"Cada memoria enamorada guarda sus magdalenas y la mía -sábelo, allí donde estés- es el perfume del tabaco rubio que me devuelve a tu espigada noche, a la ráfaga de tu más profunda piel. No el tabaco que se aspira, el humo que tapiza las gargantas, sino esa vaga equívoca fragancia que deja la pipa, en los dedos y que en algún momento, en algún gesto inadvertido, asciende con su látigo de delicia para encabritar tu recuerdo, la sombra de tu espalda contra el blanco velamen de las sábanas."

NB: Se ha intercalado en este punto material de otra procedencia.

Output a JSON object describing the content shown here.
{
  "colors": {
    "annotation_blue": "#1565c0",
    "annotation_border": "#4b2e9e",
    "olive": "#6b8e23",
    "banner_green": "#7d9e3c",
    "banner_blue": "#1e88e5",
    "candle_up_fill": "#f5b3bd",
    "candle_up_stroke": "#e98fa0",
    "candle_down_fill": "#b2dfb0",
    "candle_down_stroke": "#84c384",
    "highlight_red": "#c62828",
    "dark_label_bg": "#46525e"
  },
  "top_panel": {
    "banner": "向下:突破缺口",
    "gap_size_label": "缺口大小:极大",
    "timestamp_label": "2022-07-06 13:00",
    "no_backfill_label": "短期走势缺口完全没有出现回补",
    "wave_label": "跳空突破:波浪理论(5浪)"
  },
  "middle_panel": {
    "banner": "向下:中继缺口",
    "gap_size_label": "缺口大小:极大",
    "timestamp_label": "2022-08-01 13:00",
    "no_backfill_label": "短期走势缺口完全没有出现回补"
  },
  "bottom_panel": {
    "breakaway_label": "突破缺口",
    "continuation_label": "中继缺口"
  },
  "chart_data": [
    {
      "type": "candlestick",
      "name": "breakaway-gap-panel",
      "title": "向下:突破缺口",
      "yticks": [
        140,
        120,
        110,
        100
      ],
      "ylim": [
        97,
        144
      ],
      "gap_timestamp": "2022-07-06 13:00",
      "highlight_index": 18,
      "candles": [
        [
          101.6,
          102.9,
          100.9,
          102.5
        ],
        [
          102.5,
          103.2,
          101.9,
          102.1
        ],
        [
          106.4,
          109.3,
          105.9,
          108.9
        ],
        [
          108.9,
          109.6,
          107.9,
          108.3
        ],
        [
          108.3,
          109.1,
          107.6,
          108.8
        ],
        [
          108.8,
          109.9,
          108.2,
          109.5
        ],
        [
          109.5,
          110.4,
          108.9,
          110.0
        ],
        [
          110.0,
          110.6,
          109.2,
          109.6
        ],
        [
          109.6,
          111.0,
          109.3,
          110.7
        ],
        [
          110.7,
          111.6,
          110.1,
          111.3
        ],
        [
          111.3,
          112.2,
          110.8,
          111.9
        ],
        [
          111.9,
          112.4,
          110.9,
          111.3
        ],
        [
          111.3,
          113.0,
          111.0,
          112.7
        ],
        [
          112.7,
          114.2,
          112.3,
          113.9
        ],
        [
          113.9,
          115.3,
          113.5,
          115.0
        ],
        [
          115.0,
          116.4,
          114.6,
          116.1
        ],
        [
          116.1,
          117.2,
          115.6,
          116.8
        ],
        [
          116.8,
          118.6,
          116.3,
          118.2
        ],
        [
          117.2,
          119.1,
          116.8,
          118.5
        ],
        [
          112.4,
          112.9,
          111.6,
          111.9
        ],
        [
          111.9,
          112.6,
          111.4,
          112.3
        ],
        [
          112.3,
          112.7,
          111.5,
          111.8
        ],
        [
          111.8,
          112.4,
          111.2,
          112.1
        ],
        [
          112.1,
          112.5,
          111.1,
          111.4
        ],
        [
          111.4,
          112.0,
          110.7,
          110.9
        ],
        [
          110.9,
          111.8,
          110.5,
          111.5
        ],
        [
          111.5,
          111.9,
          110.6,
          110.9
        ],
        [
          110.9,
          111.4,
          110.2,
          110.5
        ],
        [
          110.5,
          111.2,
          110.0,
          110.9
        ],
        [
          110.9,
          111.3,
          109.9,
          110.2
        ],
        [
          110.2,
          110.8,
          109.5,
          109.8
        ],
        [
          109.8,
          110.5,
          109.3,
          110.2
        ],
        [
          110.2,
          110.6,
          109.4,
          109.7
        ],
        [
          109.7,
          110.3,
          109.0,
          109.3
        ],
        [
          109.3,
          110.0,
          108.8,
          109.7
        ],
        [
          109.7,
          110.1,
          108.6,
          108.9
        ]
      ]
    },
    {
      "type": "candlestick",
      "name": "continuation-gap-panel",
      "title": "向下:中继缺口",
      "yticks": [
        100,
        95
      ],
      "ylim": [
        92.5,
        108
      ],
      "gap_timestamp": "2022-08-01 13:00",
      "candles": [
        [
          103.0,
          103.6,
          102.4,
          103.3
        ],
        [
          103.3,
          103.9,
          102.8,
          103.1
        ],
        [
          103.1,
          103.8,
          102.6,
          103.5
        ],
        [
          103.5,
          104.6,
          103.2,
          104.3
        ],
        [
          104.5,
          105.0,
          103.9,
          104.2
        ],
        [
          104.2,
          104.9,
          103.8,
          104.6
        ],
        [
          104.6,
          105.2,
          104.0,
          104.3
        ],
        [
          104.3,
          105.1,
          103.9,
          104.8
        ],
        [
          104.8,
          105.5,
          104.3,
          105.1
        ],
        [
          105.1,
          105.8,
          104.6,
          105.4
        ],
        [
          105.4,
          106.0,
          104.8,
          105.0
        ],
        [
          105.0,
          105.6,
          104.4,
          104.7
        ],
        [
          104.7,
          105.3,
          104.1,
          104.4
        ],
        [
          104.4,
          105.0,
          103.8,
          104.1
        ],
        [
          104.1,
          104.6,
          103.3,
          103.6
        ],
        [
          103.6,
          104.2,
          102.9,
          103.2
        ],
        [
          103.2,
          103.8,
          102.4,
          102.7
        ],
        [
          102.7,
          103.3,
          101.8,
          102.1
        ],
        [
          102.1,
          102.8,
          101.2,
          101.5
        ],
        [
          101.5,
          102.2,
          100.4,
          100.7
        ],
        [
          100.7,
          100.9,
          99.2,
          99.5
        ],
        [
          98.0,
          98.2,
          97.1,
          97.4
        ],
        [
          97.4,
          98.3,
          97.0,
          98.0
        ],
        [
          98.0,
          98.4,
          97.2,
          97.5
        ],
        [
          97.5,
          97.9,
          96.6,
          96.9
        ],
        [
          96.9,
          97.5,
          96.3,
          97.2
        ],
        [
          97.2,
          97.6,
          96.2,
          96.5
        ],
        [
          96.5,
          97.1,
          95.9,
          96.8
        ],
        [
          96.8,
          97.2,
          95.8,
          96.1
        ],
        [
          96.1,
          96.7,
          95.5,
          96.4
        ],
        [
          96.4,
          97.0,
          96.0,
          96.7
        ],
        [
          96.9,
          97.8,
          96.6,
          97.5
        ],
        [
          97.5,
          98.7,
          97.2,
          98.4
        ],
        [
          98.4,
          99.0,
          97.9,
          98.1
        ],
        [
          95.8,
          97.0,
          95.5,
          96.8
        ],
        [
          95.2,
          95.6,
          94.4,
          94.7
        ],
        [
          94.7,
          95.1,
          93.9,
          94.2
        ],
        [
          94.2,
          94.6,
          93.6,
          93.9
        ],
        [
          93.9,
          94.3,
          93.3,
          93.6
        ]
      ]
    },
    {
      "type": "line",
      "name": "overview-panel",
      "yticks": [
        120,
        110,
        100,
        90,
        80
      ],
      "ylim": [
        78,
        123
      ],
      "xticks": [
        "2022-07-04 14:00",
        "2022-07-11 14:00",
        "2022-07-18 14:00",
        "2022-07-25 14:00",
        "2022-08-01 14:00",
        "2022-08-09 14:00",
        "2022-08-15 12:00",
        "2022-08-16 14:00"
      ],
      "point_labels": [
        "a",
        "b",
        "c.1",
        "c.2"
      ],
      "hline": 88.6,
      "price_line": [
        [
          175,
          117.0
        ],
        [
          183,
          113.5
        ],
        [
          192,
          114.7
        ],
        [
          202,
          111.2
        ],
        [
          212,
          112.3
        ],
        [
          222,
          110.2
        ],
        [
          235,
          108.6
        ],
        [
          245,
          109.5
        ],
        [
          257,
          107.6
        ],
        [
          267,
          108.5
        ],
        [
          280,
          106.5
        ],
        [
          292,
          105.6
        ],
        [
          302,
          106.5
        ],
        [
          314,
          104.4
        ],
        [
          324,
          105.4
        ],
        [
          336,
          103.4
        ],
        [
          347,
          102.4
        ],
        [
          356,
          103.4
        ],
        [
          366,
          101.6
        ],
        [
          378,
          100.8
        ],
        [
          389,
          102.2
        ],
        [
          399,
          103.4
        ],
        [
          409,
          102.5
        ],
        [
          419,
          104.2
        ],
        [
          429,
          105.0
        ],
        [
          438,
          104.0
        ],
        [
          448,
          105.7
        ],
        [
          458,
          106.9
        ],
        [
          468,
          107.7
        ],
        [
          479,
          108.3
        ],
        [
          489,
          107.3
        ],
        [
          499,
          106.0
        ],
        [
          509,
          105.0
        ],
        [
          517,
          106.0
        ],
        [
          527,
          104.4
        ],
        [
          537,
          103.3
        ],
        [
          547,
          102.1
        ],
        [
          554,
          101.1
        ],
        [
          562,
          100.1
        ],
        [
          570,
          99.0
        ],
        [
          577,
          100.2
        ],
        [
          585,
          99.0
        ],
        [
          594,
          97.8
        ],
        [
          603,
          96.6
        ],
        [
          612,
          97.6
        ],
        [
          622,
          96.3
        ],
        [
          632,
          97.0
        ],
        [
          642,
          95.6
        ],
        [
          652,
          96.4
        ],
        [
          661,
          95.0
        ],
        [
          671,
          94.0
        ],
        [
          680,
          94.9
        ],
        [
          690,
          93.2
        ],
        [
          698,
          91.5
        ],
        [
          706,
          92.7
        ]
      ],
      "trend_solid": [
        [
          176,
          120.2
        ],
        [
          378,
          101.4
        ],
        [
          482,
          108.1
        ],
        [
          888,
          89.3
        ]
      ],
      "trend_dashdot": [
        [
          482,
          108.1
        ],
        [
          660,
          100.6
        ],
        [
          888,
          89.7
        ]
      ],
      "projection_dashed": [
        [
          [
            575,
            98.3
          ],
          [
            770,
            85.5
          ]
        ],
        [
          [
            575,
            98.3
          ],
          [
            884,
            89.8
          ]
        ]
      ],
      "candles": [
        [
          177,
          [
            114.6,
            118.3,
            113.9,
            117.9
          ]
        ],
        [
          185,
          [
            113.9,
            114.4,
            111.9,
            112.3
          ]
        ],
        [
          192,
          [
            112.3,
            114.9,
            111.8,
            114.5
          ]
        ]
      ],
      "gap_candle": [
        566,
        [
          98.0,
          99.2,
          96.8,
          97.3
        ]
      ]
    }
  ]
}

Tu más profunda piel, Fragmento
Julio Córtazar.
El anterior párrafo es el inicio de un espectacular cuento que leí cuando veía una clase llamada "Literatura y Erotismo" en la Universidad. Y de él, hoy, lo que me llama la atención es el reflejo de cómo un olor, un leve gesto, una imagen, un fragmento de una canción, puede desencadenar toda una maraña de recuerdos guardados en el ático de nuestra memoria.
El sabor a café con leche me transporta hacia cuando yo tenía 5 o 6 años, cuando mi tío fue una mañana a recogerme al colegio y me llevó a una panadería a comer algo. El olor de los buñuelos calientes me recuerda cuando en las mañanas mi mamá me compraba uno para que lo llevara en la lonchera y que a veces yo me lo comía en el bus del colegio. El olor a torta recién horneada me remite a cuando tenía siete años, cuando Luz Marina, la novia de mi tío, hacía tortas para que todos comieramos.
Y sin mencionar que cuando escucho la canción de "El Capitán Centella", de "MacGyver", de "Manimal", o de "Los Magníficos", o cuando me veo los capítulos de "Los Superamigos" me emociono por completo y recuerdo como me sentaba por horas frente a la radioactiva presencia de mi televisor a quemar neuronas, a fabricar momentos que hoy son bonitos recuerdos.
Dicen que recordar es vivir... y últimamente he estado viviendo mucho.